De Luisella Scrosati sur la NBQ :
Viganò et Lefebvristes, l'illusion d'une Tradition sans Eglise
Procès canonique pour l'ancien nonce, tandis que la Fraternité fondée par Mgr Lefebvre annonce la consécration illicite de nouveaux évêques. Mais aller au-delà de la critique légitime des autorités ecclésiastiques conduit au schisme. Et ce n'est pas la solution.
22_06_2024
Deux coups de tonnerre ont marqué le ciel traditionaliste les 19 et 20 juin. Le premier concerne la convocation par le Dicastère pour la doctrine de la foi de Mgr Carlo Maria Viganò, ancien nonce apostolique aux États-Unis, archevêque titulaire du siège supprimé d'Ulpiana.
Dans une lettre datée du 11 juin dernier, signée par le secrétaire de la section disciplinaire, Mgr John J. Kennedy, le Dicastère a notifié à l'intéressé l'ouverture d'un procès pénal extrajudiciaire contre lui pour le délit de schisme et l'a invité à se présenter le 20 juin dans le même bâtiment du Dicastère, "afin qu'il puisse prendre connaissance des accusations et des preuves". Dans la même lettre, le Dicastère a énuméré l'absence de certains "éléments nécessaires pour maintenir la communion avec l'Église catholique : la négation de la légitimité du pape François, la rupture de la communion avec lui et le rejet du Concile Vatican II". Le Dicastère a également assuré le droit nécessaire d'être défendu ou représenté par un avocat ou un procureur.
Hormis le générique "rupture de communion", qui signifie tout et rien, les deux autres accusations sont malheureusement vraies. Et Monseigneur Viganò les a confirmées dans sa réponse publiée sur le blog édité par Aldo Maria Valli, qui recueille entre-temps des lettres de solidarité avec l'archevêque et d'approbation de sa position. Ces signes extérieurs sont sans aucun doute sincères, mais dans leur ton et leur contenu, ils soulignent malheureusement à quel point nous sommes désormais allés au-delà d'une opposition légitime aux erreurs qui sévissent partout, même à l'intérieur du Dicastère. Et ce dépassement, dans la tradition de l'Église, c'est le schisme.

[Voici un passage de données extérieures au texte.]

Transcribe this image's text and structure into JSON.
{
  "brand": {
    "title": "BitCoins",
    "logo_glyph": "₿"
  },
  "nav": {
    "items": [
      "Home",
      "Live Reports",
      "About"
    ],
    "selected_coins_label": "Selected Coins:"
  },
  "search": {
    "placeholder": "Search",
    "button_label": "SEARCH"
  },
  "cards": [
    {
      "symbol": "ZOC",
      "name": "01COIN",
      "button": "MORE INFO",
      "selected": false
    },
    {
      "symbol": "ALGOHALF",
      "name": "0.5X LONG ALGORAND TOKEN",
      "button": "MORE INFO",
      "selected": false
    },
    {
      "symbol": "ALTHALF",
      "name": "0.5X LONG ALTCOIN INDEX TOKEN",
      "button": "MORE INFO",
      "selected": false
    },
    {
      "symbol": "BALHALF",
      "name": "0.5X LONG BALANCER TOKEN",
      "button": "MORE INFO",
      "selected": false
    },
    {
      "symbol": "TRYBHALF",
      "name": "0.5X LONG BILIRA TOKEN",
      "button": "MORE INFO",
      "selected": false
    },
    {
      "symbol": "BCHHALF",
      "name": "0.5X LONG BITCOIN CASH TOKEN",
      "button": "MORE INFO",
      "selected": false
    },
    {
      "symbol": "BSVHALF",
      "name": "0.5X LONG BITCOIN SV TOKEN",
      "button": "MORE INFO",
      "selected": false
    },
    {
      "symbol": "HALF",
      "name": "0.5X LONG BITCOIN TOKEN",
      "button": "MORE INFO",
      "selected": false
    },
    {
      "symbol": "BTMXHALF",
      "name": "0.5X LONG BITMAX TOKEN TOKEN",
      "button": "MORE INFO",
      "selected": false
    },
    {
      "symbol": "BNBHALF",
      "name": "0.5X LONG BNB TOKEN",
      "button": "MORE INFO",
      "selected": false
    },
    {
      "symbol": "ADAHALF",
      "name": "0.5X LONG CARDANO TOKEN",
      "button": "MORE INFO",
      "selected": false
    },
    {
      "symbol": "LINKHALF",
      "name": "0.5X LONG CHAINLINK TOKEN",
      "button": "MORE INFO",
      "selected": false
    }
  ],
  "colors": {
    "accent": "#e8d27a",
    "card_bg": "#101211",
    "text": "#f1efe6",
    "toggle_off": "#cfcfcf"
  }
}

Dans cette réponse, datée du 20 juin, donc le jour même où l'archevêque devait se présenter à Rome pour sa défense, Mgr Viganò considère les accusations portées contre lui comme "un motif d'honneur" : "Je crois que la formulation même des accusations confirme les thèses que j'ai soutenues maintes et maintes fois dans mes discours. Ce n'est pas un hasard si l'accusation portée contre moi concerne la remise en cause de la légitimité de Jorge Mario Bergoglio et le rejet de Vatican II : le Concile représente le cancer idéologique, théologique, moral et liturgique dont l'"église synodale" bergoglienne est une métastase nécessaire".

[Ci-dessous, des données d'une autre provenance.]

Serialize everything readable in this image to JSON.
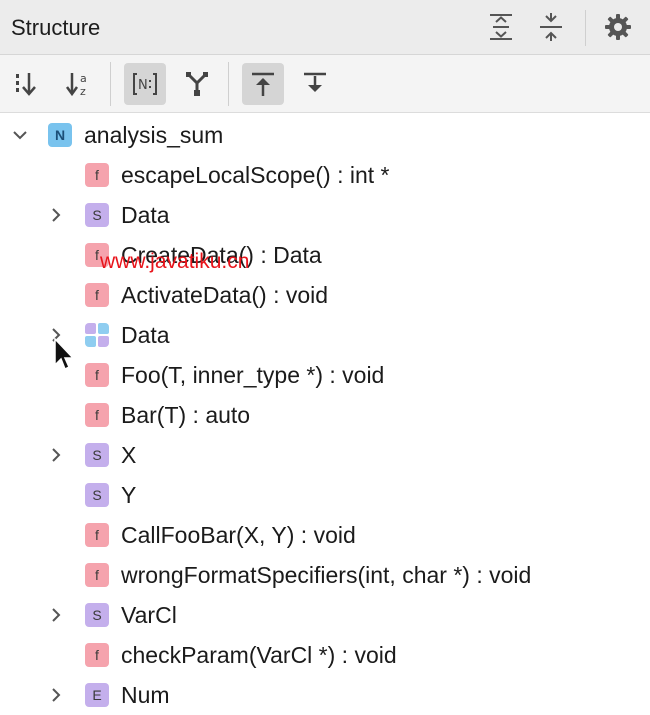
{
  "header": {
    "title": "Structure",
    "actions": [
      "expand-all-icon",
      "collapse-all-icon",
      "gear-icon"
    ]
  },
  "toolbar": {
    "buttons": [
      {
        "icon": "sort-by-visibility-icon",
        "active": false
      },
      {
        "icon": "sort-alphabetically-icon",
        "active": false
      },
      {
        "icon": "show-namespaces-icon",
        "active": true
      },
      {
        "icon": "group-merge-icon",
        "active": false
      },
      {
        "icon": "autoscroll-to-source-icon",
        "active": true
      },
      {
        "icon": "autoscroll-from-source-icon",
        "active": false
      }
    ]
  },
  "tree": {
    "root": {
      "badge": "N",
      "kind": "namespace",
      "label": "analysis_sum",
      "expanded": true
    },
    "items": [
      {
        "badge": "f",
        "kind": "function",
        "label": "escapeLocalScope() : int *",
        "expandable": false
      },
      {
        "badge": "S",
        "kind": "struct",
        "label": "Data",
        "expandable": true
      },
      {
        "badge": "f",
        "kind": "function",
        "label": "CreateData() : Data",
        "expandable": false
      },
      {
        "badge": "f",
        "kind": "function",
        "label": "ActivateData() : void",
        "expandable": false
      },
      {
        "badge": "",
        "kind": "union",
        "label": "Data",
        "expandable": true
      },
      {
        "badge": "f",
        "kind": "function",
        "label": "Foo(T, inner_type *) : void",
        "expandable": false
      },
      {
        "badge": "f",
        "kind": "function",
        "label": "Bar(T) : auto",
        "expandable": false
      },
      {
        "badge": "S",
        "kind": "struct",
        "label": "X",
        "expandable": true
      },
      {
        "badge": "S",
        "kind": "struct",
        "label": "Y",
        "expandable": false
      },
      {
        "badge": "f",
        "kind": "function",
        "label": "CallFooBar(X, Y) : void",
        "expandable": false
      },
      {
        "badge": "f",
        "kind": "function",
        "label": "wrongFormatSpecifiers(int, char *) : void",
        "expandable": false
      },
      {
        "badge": "S",
        "kind": "struct",
        "label": "VarCl",
        "expandable": true
      },
      {
        "badge": "f",
        "kind": "function",
        "label": "checkParam(VarCl *) : void",
        "expandable": false
      },
      {
        "badge": "E",
        "kind": "enum",
        "label": "Num",
        "expandable": true
      }
    ]
  },
  "watermark": "www.javatiku.cn",
  "colors": {
    "function_badge": "#f5a3ad",
    "struct_badge": "#c4afec",
    "namespace_badge": "#79c3ee",
    "active_button": "#d5d5d5"
  }
}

La réaction de Viganò est un copier-coller de celle de l'archevêque Marcel Lefebvre, qu'il évoque explicitement : "Il y a cinquante ans, dans ce même Palais du Saint-Office, l'archevêque Marcel Lefebvre a été convoqué et accusé de schisme pour avoir rejeté Vatican II. Sa défense est la mienne, ses paroles sont les miennes, ses arguments sont les miens, devant lesquels les Autorités romaines ne pouvaient le condamner pour hérésie, devant attendre qu'il consacre des évêques pour avoir le prétexte de le déclarer schismatique et de révoquer son excommunication alors qu'il était déjà mort". Une position qui conduirait inévitablement à l'excommunication.
Et la Fraternité Saint-Pie X, fondée par Mgr Lefebvre lui-même, fait également parler d'elle, après que le supérieur du district de France, l'abbé Benoît de Jorna, a commencé à mettre en garde contre de nouvelles consécrations épiscopales. Dans sa Lettre aux Amis et Bienfaiteurs, publiée le 19 juin, l'abbé de Jorna écrit en effet : "Le 30 juin 1988, Mgr Lefebvre a opéré une 'opération-over' sur la Tradition catholique en consacrant quatre évêques auxiliaires. Ces évêques, assez jeunes à l'époque, le sont évidemment moins trente-six ans plus tard. La situation de l'Eglise ne s'étant pas améliorée depuis 1988, il est devenu nécessaire d'envisager de leur donner des assistants, qui deviendront un jour leurs remplaçants. Lorsque le Supérieur général annoncera cette décision, on peut s'attendre à une explosion médiatique contre les " fondamentalistes ", les " rebelles ", les " schismatiques ", les " désobéissants ", etc. Nous devrons alors faire face à des contradictions, des insultes, du mépris, du rejet, peut-être même des ruptures avec nos proches".